It did? The whole collapse was kicked off by someone looking at the books and raising an alarm.
If you’re instead asking why financial audits paid for by FTX didn’t publicize the company’s solvency issues, well, we’ll all find out during the upcoming bankruptcy proceedings.
> Because no one wanted to look at it. Softbank, Sequoia and many others that would have had access didn't do their job.
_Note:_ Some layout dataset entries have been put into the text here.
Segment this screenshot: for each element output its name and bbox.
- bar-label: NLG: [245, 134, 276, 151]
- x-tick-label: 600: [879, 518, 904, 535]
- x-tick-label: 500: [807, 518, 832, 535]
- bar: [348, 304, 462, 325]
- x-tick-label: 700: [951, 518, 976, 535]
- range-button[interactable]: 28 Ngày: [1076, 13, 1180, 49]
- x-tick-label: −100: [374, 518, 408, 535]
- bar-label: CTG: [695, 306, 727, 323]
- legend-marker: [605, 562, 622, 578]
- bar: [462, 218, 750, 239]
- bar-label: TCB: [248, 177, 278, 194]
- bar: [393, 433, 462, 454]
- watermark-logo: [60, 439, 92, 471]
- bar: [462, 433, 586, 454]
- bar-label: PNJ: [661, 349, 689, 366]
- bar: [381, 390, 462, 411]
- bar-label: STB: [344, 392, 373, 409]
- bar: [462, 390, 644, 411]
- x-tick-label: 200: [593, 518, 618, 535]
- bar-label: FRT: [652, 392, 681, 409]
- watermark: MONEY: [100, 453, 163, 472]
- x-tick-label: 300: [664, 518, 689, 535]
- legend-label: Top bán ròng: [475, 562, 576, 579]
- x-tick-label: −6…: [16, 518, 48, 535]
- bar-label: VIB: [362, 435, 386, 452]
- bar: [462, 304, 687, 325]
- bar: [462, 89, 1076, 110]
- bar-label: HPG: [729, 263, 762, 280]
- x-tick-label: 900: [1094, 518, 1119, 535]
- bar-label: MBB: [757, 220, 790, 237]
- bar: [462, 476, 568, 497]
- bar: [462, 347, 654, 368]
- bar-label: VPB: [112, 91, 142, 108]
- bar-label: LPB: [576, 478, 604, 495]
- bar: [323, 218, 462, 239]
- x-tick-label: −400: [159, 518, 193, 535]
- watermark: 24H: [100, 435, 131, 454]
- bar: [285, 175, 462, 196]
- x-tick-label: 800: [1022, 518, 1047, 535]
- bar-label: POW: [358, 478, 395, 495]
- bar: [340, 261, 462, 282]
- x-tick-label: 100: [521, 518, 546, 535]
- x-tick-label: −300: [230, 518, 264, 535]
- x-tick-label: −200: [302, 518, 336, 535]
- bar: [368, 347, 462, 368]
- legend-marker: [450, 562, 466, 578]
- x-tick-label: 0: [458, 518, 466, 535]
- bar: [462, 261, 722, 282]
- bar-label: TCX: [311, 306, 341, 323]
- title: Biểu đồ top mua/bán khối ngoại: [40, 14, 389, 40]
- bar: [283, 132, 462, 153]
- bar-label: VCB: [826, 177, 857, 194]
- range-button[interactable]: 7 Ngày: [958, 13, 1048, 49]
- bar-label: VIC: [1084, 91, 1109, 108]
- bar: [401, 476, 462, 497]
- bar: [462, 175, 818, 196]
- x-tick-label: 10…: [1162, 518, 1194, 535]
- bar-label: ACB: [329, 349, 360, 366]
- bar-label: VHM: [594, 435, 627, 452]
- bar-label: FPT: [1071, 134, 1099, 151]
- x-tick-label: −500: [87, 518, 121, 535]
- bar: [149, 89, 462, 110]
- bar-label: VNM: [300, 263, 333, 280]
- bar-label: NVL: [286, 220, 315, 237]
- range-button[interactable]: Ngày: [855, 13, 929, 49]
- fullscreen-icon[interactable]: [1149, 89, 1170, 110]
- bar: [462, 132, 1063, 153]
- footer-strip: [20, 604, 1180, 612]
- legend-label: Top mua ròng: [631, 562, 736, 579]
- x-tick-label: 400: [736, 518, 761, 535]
According to John J. Ray on the 17th of November in filings to the U.S. Bankruptcy Court [1]:
"The audit firm for the WRS Silo, Armanio LLP, was a firm with which I am professionally familiar. The audit firm for the Dotcom Silo was Prager Metis, a firm with which I am not familiar and whose website indicates that they are the 'first-ever CPA firm to officially open its Metaverse headquarters in the metaverse platform Decentraland'
56. I have substantial concerns as to the information presented in these audited financial statements, especially with respect to the Dotcom Silo. As a practical matter, I do not believe it appropriate for stakeholders or the Court to rely on audited financial statements as a reliable indication of the financial circumstances of these Silos.
57. The Debtors have not yet been able to locate any audited financial statements with respect to the Alameda Silo or the Ventures Silo."
That isn't to say that the behavior of Softbank et al isn't questionable. They probably knew very well that things looked fishy, but also probably knew that they would likely see very handsome returns in the short-term.
In short, they didn't have accounting. Nor where their books audited. FTX is a great example of ehy banks, and every other company, has regular audits of their books. As is Wirecard, but they didn't steal customers money.
Just compare the "balance sheets" SBF prepares to a proper audited one, and the differences are clear as day. One can grab any audoted balance sheet from any publicly traded US company of the SEC website, I'd pick one from a financial insitution.
But given their complex corporate structure that involved a number of offshore entities, it was possible for the CEO to play a shell game. Also audits are merely snapshots in time.
Ah, yeah, those "audits". Done on only a small portion of FTX and by one auditor that the guy who cleaned up Enron doesn't know anything about (forgot which one of those two, but I think Armanino was called out in the Chapter 11 finding as being kind of suspicious; EDIT: the called out one was Prager Metis, see the other sister comment). So, these "audits" are basically worthless, and in a different category like, say, a properly conducted SOX audit.
Seriously, read the Chapter 11 filing from the new CEO. It explains a lot of those topics.
And yes, my answer to all those crypto related shenanigans is proper government oversight. If you act like a bank, you have to be regulated like a bank. If you act as a securities trader, same thing. As an investment bank / fund? Likewise. That you made up the securities and assets you trade in and manage by yourself and literally out of thin air (and some electricity and some GPUs) shouldn't change that.
> And yes, my answer to all those crypto related shenanigans is proper government oversight.
So SBF was making the same argument, argued in front of Congress for it, and was using his customer's billions to lobby for favorable legislation that would carve out expensive, exclusive licensing agreements that only him and a few others would be able to afford.
Even if you pass draconian legislation in the U.S., it does not affect what happens off-shore. FTX's core business was based in the Bahamas.
Whatever SBF has "admitted to" in WhatsApp with his benefactors at the NYT or whomever is PR / damage control, etc. It cannot be relied upon as the guy has shown the behavior of a pathological liar and manipulator.
> Bahamas or not, if you operate in the US, US rules apply for your US business
That's just it, isn't it? FTX.us was in US jurisdiction, but FTX.com was an international organization where the vast majority of FTX's trading activity took place. They wouldn't have had to uphold U.S. laws or regulations at FTX.com, even if onerous measures were to pass.
I don't know if we need to assume corruption here. It's probably more likely they didn't fully understand what they were doing, had a few spreadsheets waved in front of them and didn't really look into any of it particularly closely.